Andreas seketika sadar dan langsung menghela napasnya frustasi sekaligus membuang semua amarah dan kekhawatirannya bersama karbon dioksida yang keluar. "Kau tahu betapa kakak menghawatirkanmu?" Kini sang kakak menjelaskan rasa cemas yang selalu ia rasakan jika menyangkut sang adik, ia tak ingin adiknya salah paham dan mulai memebencinya.
"Ma-maaf." Lyn kembali duduk dengan perasaan tidak enak. "Lalu, bagaimana agar kakak bisa tenang?"
Terbersit dalam pikiran Andreas untuk menitipkan sang adik pada orang tua mereka, ia pikir itu dapat menyelesaikan konflik diantara mereka. Tapi saat dipikir lagi, itu semua hanya akan menambah penderitaa Chellyn yang sudah susah payah ia dalam dalam.
"Kak..." Chellyn menunggu jawaban sang kakak yang tak kunjung terlontar. Namun alih alih menjawab, Andreas hanya membelai puncak kepala Chellyn dengan tatapan nanar.
Kakak, batin Chellyn yang melihat kakaknya yang begitu sayang padanya. Tunggu! Jangan jangan...!
"Kakak...!" Chellyn memberi jarak cukup jauh dari Andreas. membuat Andreas terheran dengan reaksi adiknya. "aku takakan sudi untuk tinggal dengan mereka.!"
Andreas menatap adiknya dalam. Selama beberapa detik ia tertegun dengan ucapan bermakna kebencian yang di lontarkan adiknya. Namun ia rasa itu wajar, orangtua mereka telah memberikan rasa sakit bagi Chellyn.
Andreas menggeleng. "Bukan...?" Chellyn bingung apa makna ekspresi Andreas yang begitu sedih jika bukan karna terpaksa menitipkannya pada orang tua mereka.
"lalu...? Jangan jangan...! Aku mohon, kakak jangan pernah berpikir untuk meninggalkanku pada paman dan bibi."

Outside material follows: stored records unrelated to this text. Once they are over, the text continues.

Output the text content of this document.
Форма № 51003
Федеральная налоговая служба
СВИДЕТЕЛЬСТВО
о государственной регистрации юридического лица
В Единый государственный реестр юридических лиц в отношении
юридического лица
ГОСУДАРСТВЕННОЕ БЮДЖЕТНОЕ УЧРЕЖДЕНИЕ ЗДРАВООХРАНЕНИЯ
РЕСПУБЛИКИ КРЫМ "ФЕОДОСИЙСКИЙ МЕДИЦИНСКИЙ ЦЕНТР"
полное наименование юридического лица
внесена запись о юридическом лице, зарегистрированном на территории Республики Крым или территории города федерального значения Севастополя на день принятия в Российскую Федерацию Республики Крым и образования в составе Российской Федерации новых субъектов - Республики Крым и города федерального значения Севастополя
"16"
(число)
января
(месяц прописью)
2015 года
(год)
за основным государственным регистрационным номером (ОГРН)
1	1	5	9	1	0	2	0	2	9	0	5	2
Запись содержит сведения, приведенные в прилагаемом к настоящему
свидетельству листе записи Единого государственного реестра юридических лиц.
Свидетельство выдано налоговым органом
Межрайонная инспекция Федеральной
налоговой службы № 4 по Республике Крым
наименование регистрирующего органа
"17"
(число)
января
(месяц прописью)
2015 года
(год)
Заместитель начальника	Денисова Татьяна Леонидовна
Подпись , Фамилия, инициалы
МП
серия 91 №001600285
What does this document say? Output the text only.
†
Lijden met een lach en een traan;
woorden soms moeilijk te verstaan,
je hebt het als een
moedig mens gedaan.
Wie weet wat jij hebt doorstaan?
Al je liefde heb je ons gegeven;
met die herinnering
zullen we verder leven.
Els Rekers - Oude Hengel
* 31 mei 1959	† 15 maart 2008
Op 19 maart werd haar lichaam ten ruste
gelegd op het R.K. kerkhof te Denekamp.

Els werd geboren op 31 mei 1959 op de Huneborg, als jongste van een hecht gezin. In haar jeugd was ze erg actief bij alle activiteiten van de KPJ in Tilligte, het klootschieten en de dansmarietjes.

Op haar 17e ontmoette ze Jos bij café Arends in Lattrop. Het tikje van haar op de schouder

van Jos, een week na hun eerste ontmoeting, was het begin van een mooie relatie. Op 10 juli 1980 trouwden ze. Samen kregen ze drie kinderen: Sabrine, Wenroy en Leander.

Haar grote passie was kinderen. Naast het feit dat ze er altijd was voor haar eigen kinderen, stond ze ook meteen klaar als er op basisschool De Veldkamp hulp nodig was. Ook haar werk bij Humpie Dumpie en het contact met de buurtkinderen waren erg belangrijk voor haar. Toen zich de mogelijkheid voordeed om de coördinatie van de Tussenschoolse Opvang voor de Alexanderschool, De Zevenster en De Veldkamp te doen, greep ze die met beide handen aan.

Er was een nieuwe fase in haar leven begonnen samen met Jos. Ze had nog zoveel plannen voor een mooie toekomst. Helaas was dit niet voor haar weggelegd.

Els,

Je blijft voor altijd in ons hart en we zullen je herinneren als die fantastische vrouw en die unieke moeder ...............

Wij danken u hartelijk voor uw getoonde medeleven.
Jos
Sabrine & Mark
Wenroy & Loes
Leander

Andreas kembali menggeleng, kali ini diiringi dengan senyum maklumnya. "Kengapa kau begitu tidak percaya pada kakakmu ini, Lyn?" Andreas memberi isyarat agar Chellyn mendekat lalu mengacak rambutnya. "Kakak tidak mungkin membuat harimu terluka untuk yang kedua kalinya." Andreas memeluk adiknya. Ia kembali teringat saat ia melihat betapa menderitanya Chellyn bersama dengan orang tua mereka. "Tidak akan pernah."
Dulu, Saat Andreas melihat ketidakadilan yang diterima Chellyn, ia berjanji pada dirinya sendiri akan membuat Chellyn bahagia. akan menghancurkan apapun dan siapapun yang mengancam batin atau hidup Chellyn. sekalipun itu orang tuanya.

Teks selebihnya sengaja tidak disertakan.